Insurers Still Tend to Ignore Mental Health Parity in Eating Disorder (Anorexia & Bulimia) Claims

“Anorexia has the highest mortality rate of any psychiatric illness,” cites Jillian Croll, Ph.D., speaking at the Insight Behavioral Health Conference in Chicago September 24. “It is the third most common chronic illness among adolescents. More people in the United States are affected by eating disorders than are HIV positive.”

Those are chilling statistics, particularly to those who understand that eating disorders can be successfully treated, but many insurance carriers are reluctant to cover the residential treatment necessary for a full recovery – even though federal law requires that insurers provide the same treatment levels for mental illness as they do for physical illness. And some states such as California have even more stringent metal health parity laws.

So why is it so difficult to get insurance benefits for eating disorder treatment? Croll, who is Director, Education, Research and Program Development for the Minnesota-based Emily Program treatment facilities, points to the fact that treatment takes time, can cost up to $2000 a day, and requires skilled clinical support to diagnose, treat and support full recovery.

Most health plans do not have the facilities and professionals necessary within their networks, so patients must go outside the plan to get successful treatment. Insurers typically attempt to force policyholders to use what’s available within the plan before approving out-of-plan treatment. This is usually a waste of time and can be life-threatening for some policyholders.

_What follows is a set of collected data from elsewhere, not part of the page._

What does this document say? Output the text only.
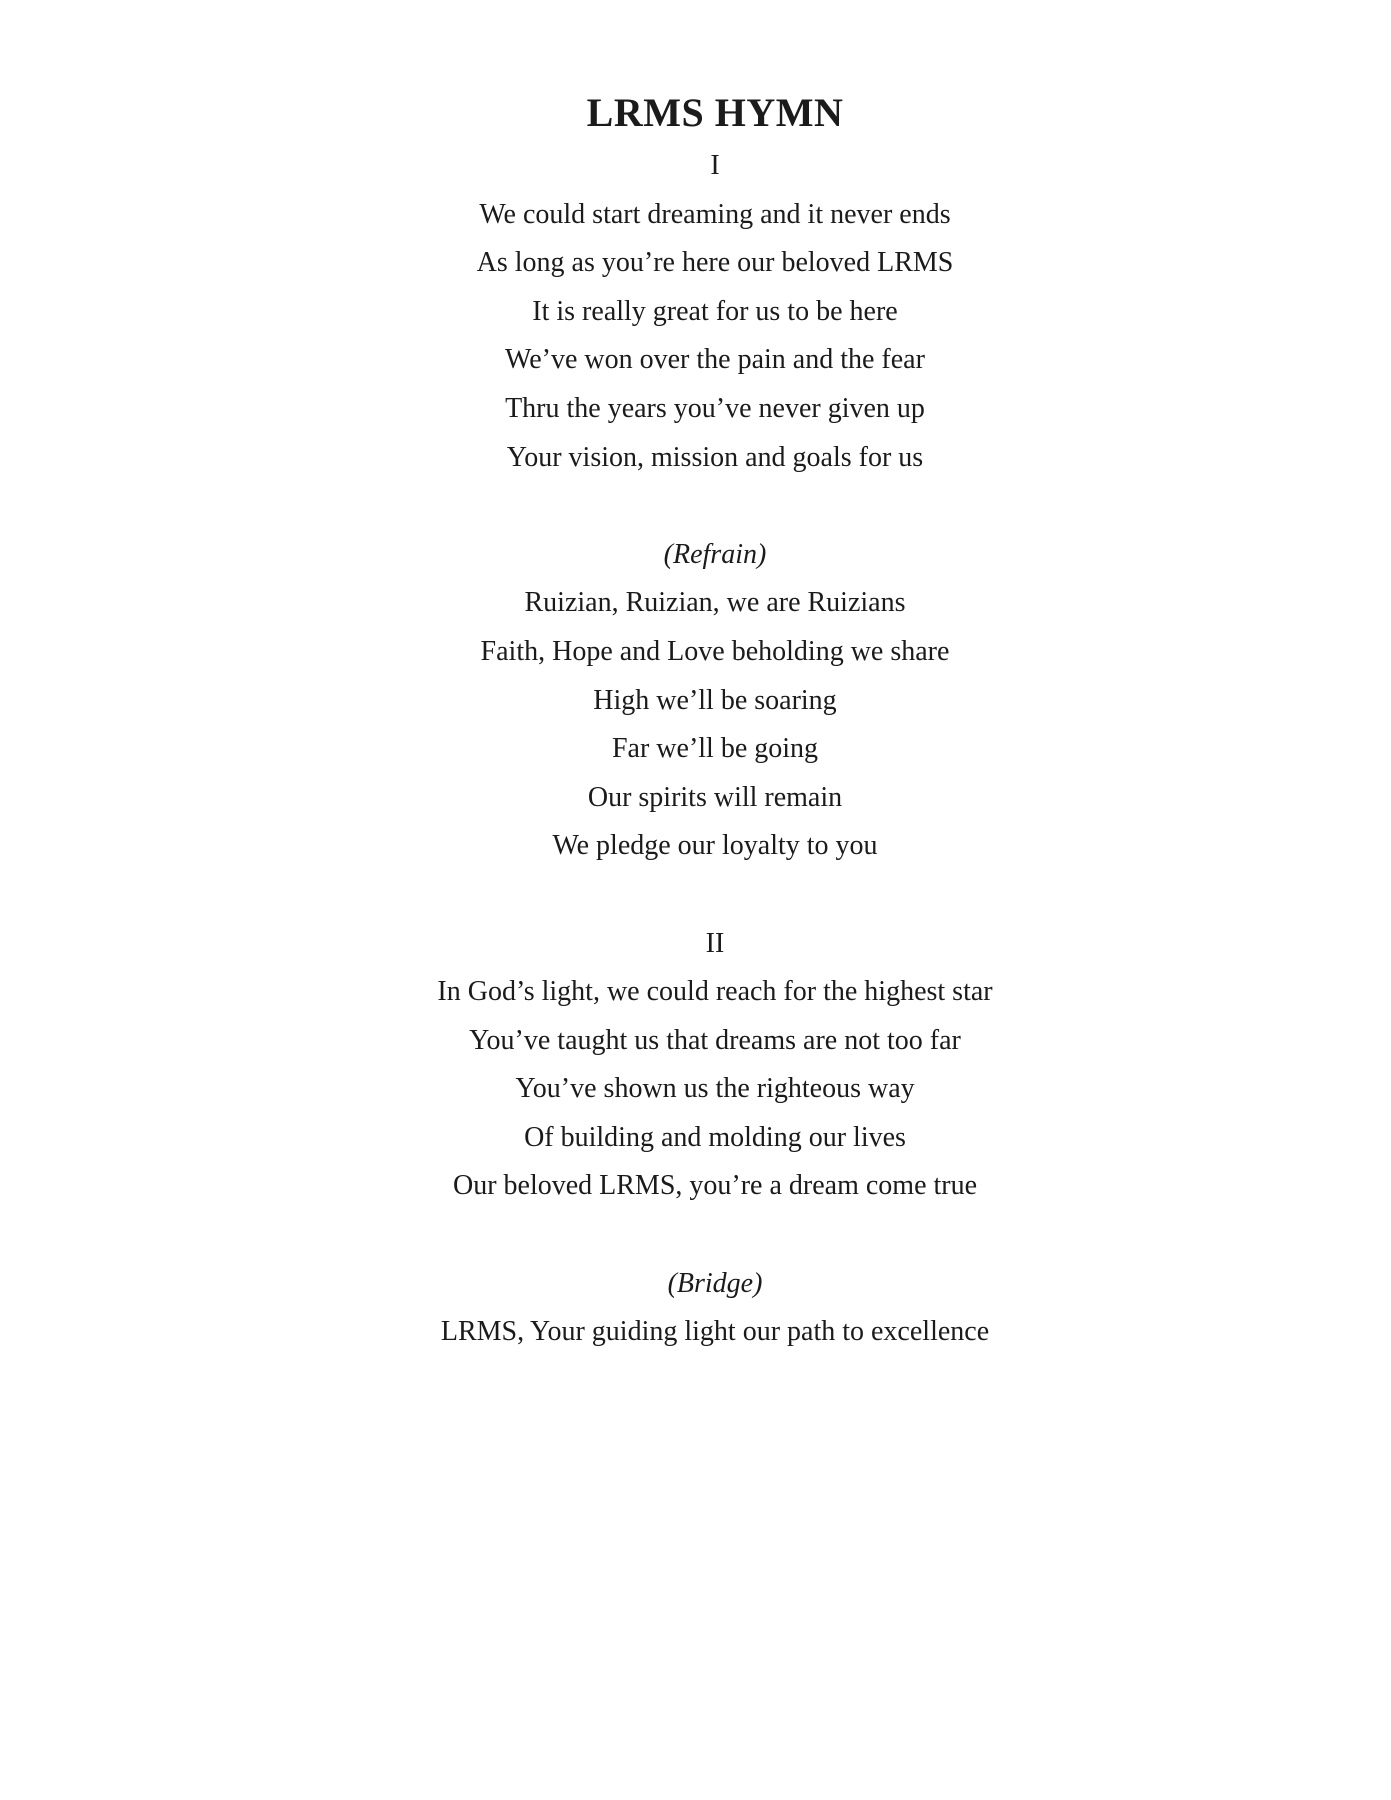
LRMS HYMN
I
We could start dreaming and it never ends
As long as you’re here our beloved LRMS
It is really great for us to be here
We’ve won over the pain and the fear
Thru the years you’ve never given up
Your vision, mission and goals for us
(Refrain)
Ruizian, Ruizian, we are Ruizians
Faith, Hope and Love beholding we share
High we’ll be soaring
Far we’ll be going
Our spirits will remain
We pledge our loyalty to you
II
In God’s light, we could reach for the highest star
You’ve taught us that dreams are not too far
You’ve shown us the righteous way
Of building and molding our lives
Our beloved LRMS, you’re a dream come true
(Bridge)
LRMS, Your guiding light our path to excellence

As a result, most people have to sue their insurer to receive the level of care they need in a timely manner. We file lawsuits around the country on behalf of people with eating disorders, and have appealed cases to higher courts. Our biggest dilemma is that some women may not have the time it takes to wage a lawsuit for treatment. Having legal counsel with experience filing eating disorder claims is critical when the goal is to have insurance companies capitulate and pay for treatment.